Even within the duta culture, you see rumor and misinformation being held as truths, because not everyone was there in the moments/places things happened, so stories build up around them based on he said/she said. They have a super long history, and things can get muddled for younger generations who are not careful with their learning. There is, also, clearance levels for certain information. But regardless, as you know, even if someone is handed an accurate history book, they will not always believe what is there–even when it is absolute fact. That’s something that always has fascinated me about human beings: the ability to deny concrete/absolute facts on the basis of their personal opinion and feelings.

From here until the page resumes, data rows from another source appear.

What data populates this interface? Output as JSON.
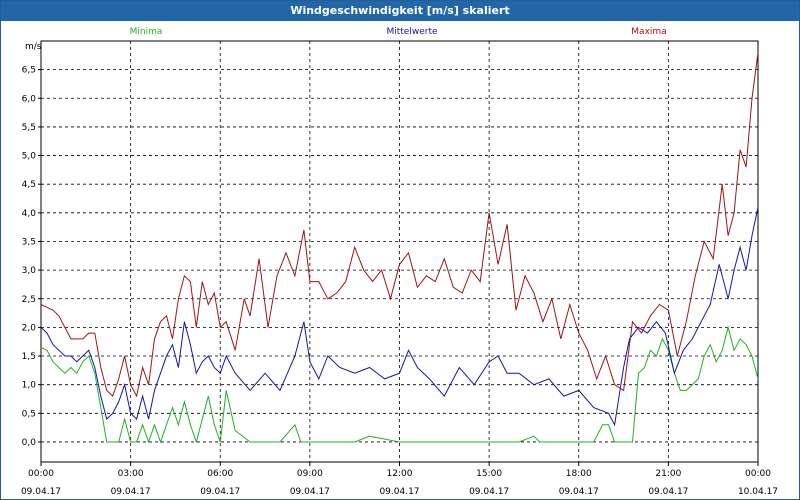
{
  "window": {
    "title": "Windgeschwindigkeit [m/s] skaliert"
  },
  "colors": {
    "min": "#22b022",
    "avg": "#1414b4",
    "max": "#a01414",
    "grid": "#000000",
    "title_bar": "#2266a8"
  },
  "chart_data": {
    "type": "line",
    "ylabel": "m/s",
    "ylim": [
      -0.35,
      7.0
    ],
    "yticks": [
      "0,0",
      "0,5",
      "1,0",
      "1,5",
      "2,0",
      "2,5",
      "3,0",
      "3,5",
      "4,0",
      "4,5",
      "5,0",
      "5,5",
      "6,0",
      "6,5"
    ],
    "yticks_values": [
      0,
      0.5,
      1,
      1.5,
      2,
      2.5,
      3,
      3.5,
      4,
      4.5,
      5,
      5.5,
      6,
      6.5
    ],
    "xlim": [
      0,
      24
    ],
    "xticks": [
      {
        "time": "00:00",
        "date": "09.04.17"
      },
      {
        "time": "03:00",
        "date": "09.04.17"
      },
      {
        "time": "06:00",
        "date": "09.04.17"
      },
      {
        "time": "09:00",
        "date": "09.04.17"
      },
      {
        "time": "12:00",
        "date": "09.04.17"
      },
      {
        "time": "15:00",
        "date": "09.04.17"
      },
      {
        "time": "18:00",
        "date": "09.04.17"
      },
      {
        "time": "21:00",
        "date": "09.04.17"
      },
      {
        "time": "00:00",
        "date": "10.04.17"
      }
    ],
    "grid": true,
    "series": [
      {
        "name": "Minima",
        "color": "#22b022",
        "x": [
          0,
          0.2,
          0.4,
          0.6,
          0.8,
          1.0,
          1.2,
          1.4,
          1.6,
          1.8,
          2.0,
          2.2,
          2.4,
          2.6,
          2.8,
          3.0,
          3.2,
          3.4,
          3.6,
          3.8,
          4.0,
          4.2,
          4.4,
          4.6,
          4.8,
          5.0,
          5.2,
          5.4,
          5.6,
          5.8,
          6.0,
          6.2,
          6.5,
          7.0,
          8.0,
          8.5,
          8.7,
          9.0,
          9.5,
          10.0,
          10.5,
          11.0,
          12.0,
          13.0,
          14.0,
          15.0,
          16.0,
          16.5,
          16.7,
          17.0,
          18.0,
          18.5,
          18.8,
          19.0,
          19.2,
          19.4,
          19.6,
          19.8,
          20.0,
          20.2,
          20.4,
          20.6,
          20.8,
          21.0,
          21.2,
          21.4,
          21.6,
          21.8,
          22.0,
          22.2,
          22.4,
          22.6,
          22.8,
          23.0,
          23.2,
          23.4,
          23.6,
          23.8,
          24.0
        ],
        "y": [
          1.65,
          1.6,
          1.4,
          1.3,
          1.2,
          1.3,
          1.2,
          1.4,
          1.5,
          1.2,
          0.6,
          0.0,
          0.0,
          0.0,
          0.4,
          0.0,
          0.0,
          0.3,
          0.0,
          0.3,
          0.0,
          0.3,
          0.6,
          0.3,
          0.7,
          0.3,
          0.0,
          0.4,
          0.8,
          0.3,
          0.0,
          0.9,
          0.2,
          0.0,
          0.0,
          0.3,
          0.0,
          0.0,
          0.0,
          0.0,
          0.0,
          0.1,
          0.0,
          0.0,
          0.0,
          0.0,
          0.0,
          0.1,
          0.0,
          0.0,
          0.0,
          0.0,
          0.3,
          0.3,
          0.0,
          0.0,
          0.0,
          0.0,
          1.2,
          1.3,
          1.6,
          1.5,
          1.8,
          1.6,
          1.2,
          0.9,
          0.9,
          1.0,
          1.1,
          1.5,
          1.7,
          1.4,
          1.6,
          2.0,
          1.6,
          1.8,
          1.7,
          1.5,
          1.1
        ]
      },
      {
        "name": "Mittelwerte",
        "color": "#1414b4",
        "x": [
          0,
          0.2,
          0.4,
          0.6,
          0.8,
          1.0,
          1.2,
          1.4,
          1.6,
          1.8,
          2.0,
          2.2,
          2.4,
          2.6,
          2.8,
          3.0,
          3.2,
          3.4,
          3.6,
          3.8,
          4.0,
          4.2,
          4.4,
          4.6,
          4.8,
          5.0,
          5.2,
          5.4,
          5.6,
          5.8,
          6.0,
          6.2,
          6.5,
          7.0,
          7.5,
          8.0,
          8.5,
          8.8,
          9.0,
          9.3,
          9.6,
          10.0,
          10.5,
          11.0,
          11.5,
          12.0,
          12.3,
          12.6,
          13.0,
          13.5,
          14.0,
          14.5,
          15.0,
          15.3,
          15.6,
          16.0,
          16.5,
          17.0,
          17.5,
          18.0,
          18.5,
          19.0,
          19.2,
          19.5,
          19.7,
          20.0,
          20.3,
          20.6,
          20.9,
          21.2,
          21.5,
          21.8,
          22.1,
          22.4,
          22.7,
          23.0,
          23.2,
          23.4,
          23.6,
          23.8,
          24.0
        ],
        "y": [
          2.0,
          1.9,
          1.7,
          1.6,
          1.5,
          1.5,
          1.4,
          1.5,
          1.6,
          1.3,
          0.8,
          0.4,
          0.5,
          0.7,
          1.0,
          0.5,
          0.4,
          0.8,
          0.4,
          0.9,
          1.2,
          1.5,
          1.7,
          1.3,
          2.1,
          1.7,
          1.2,
          1.4,
          1.5,
          1.3,
          1.2,
          1.5,
          1.2,
          0.9,
          1.2,
          0.9,
          1.5,
          2.1,
          1.4,
          1.1,
          1.5,
          1.3,
          1.2,
          1.3,
          1.1,
          1.2,
          1.6,
          1.3,
          1.1,
          0.8,
          1.3,
          1.0,
          1.4,
          1.5,
          1.2,
          1.2,
          1.0,
          1.1,
          0.8,
          0.9,
          0.6,
          0.5,
          0.3,
          1.3,
          1.8,
          2.0,
          1.9,
          2.1,
          1.9,
          1.2,
          1.6,
          1.8,
          2.1,
          2.4,
          3.1,
          2.5,
          3.0,
          3.4,
          3.0,
          3.6,
          4.1
        ]
      },
      {
        "name": "Maxima",
        "color": "#a01414",
        "x": [
          0,
          0.2,
          0.4,
          0.6,
          0.8,
          1.0,
          1.2,
          1.4,
          1.6,
          1.8,
          2.0,
          2.2,
          2.4,
          2.6,
          2.8,
          3.0,
          3.2,
          3.4,
          3.6,
          3.8,
          4.0,
          4.2,
          4.4,
          4.6,
          4.8,
          5.0,
          5.2,
          5.4,
          5.6,
          5.8,
          6.0,
          6.2,
          6.5,
          6.8,
          7.0,
          7.3,
          7.6,
          7.9,
          8.2,
          8.5,
          8.8,
          9.0,
          9.3,
          9.6,
          9.9,
          10.2,
          10.5,
          10.8,
          11.1,
          11.4,
          11.7,
          12.0,
          12.3,
          12.6,
          12.9,
          13.2,
          13.5,
          13.8,
          14.1,
          14.4,
          14.7,
          15.0,
          15.3,
          15.6,
          15.9,
          16.2,
          16.5,
          16.8,
          17.1,
          17.4,
          17.7,
          18.0,
          18.3,
          18.6,
          18.9,
          19.2,
          19.5,
          19.8,
          20.1,
          20.4,
          20.7,
          21.0,
          21.3,
          21.6,
          21.9,
          22.2,
          22.5,
          22.8,
          23.0,
          23.2,
          23.4,
          23.6,
          23.8,
          24.0
        ],
        "y": [
          2.4,
          2.35,
          2.3,
          2.2,
          2.0,
          1.8,
          1.8,
          1.8,
          1.9,
          1.9,
          1.3,
          0.9,
          0.8,
          1.1,
          1.5,
          1.0,
          0.8,
          1.3,
          1.0,
          1.8,
          2.1,
          2.2,
          1.8,
          2.5,
          2.9,
          2.8,
          2.0,
          2.8,
          2.4,
          2.6,
          2.0,
          2.1,
          1.6,
          2.5,
          2.2,
          3.2,
          2.0,
          2.9,
          3.3,
          2.9,
          3.7,
          2.8,
          2.8,
          2.5,
          2.6,
          2.8,
          3.4,
          3.0,
          2.8,
          3.0,
          2.5,
          3.1,
          3.3,
          2.7,
          2.9,
          2.8,
          3.2,
          2.7,
          2.6,
          3.0,
          2.8,
          4.0,
          3.1,
          3.8,
          2.3,
          2.9,
          2.6,
          2.1,
          2.5,
          1.8,
          2.4,
          1.9,
          1.6,
          1.1,
          1.5,
          1.0,
          0.9,
          2.1,
          1.9,
          2.2,
          2.4,
          2.3,
          1.5,
          2.1,
          2.9,
          3.5,
          3.2,
          4.5,
          3.6,
          4.0,
          5.1,
          4.8,
          6.0,
          6.8
        ]
      }
    ]
  }
}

I’m sure the book series will upset many people, who will find it a threat to their beliefs, but it is a dark fantasy/paranormal/horror Fiction. It imagines a home world that created ours and whose culture has been appropriated and misrepresented either on purpose or unintentionally. Our reality isn’t the book’s fictions. It would be mega cool if it was, and I would be in and out of other planes as much as I could be if it was.
“long winded high-fantasies.”
There are so many things to say to that alone. Like “I remember those!”
Okay. Love the graphics. I like to take found pictures and the amazing brushes available today and see what happens. But they are cheesy compared to people who spend time on visual art. Nice work though. Here’s a thought, and maybe I’m off base, but do you think that a good graphic enhances or enables the reader’s perception and cuts down on excess verbage? That has been a lifelong discussion from “art” to commercials to book and album covers.
Thank you!
Graphics: Have fun, and don’t worry about them being cheesy. That’s how you get better at it.
A good graphic is awesome to have, but not all readers want that, because they feel it frames too much of the story, and doesn’t allow their imagination to fly as they wish. It can also serve to sour their ideas. That said, there is a reason that graphic novels are so popular! Just like anything else: not everyone will like what you come up with, and that is okay.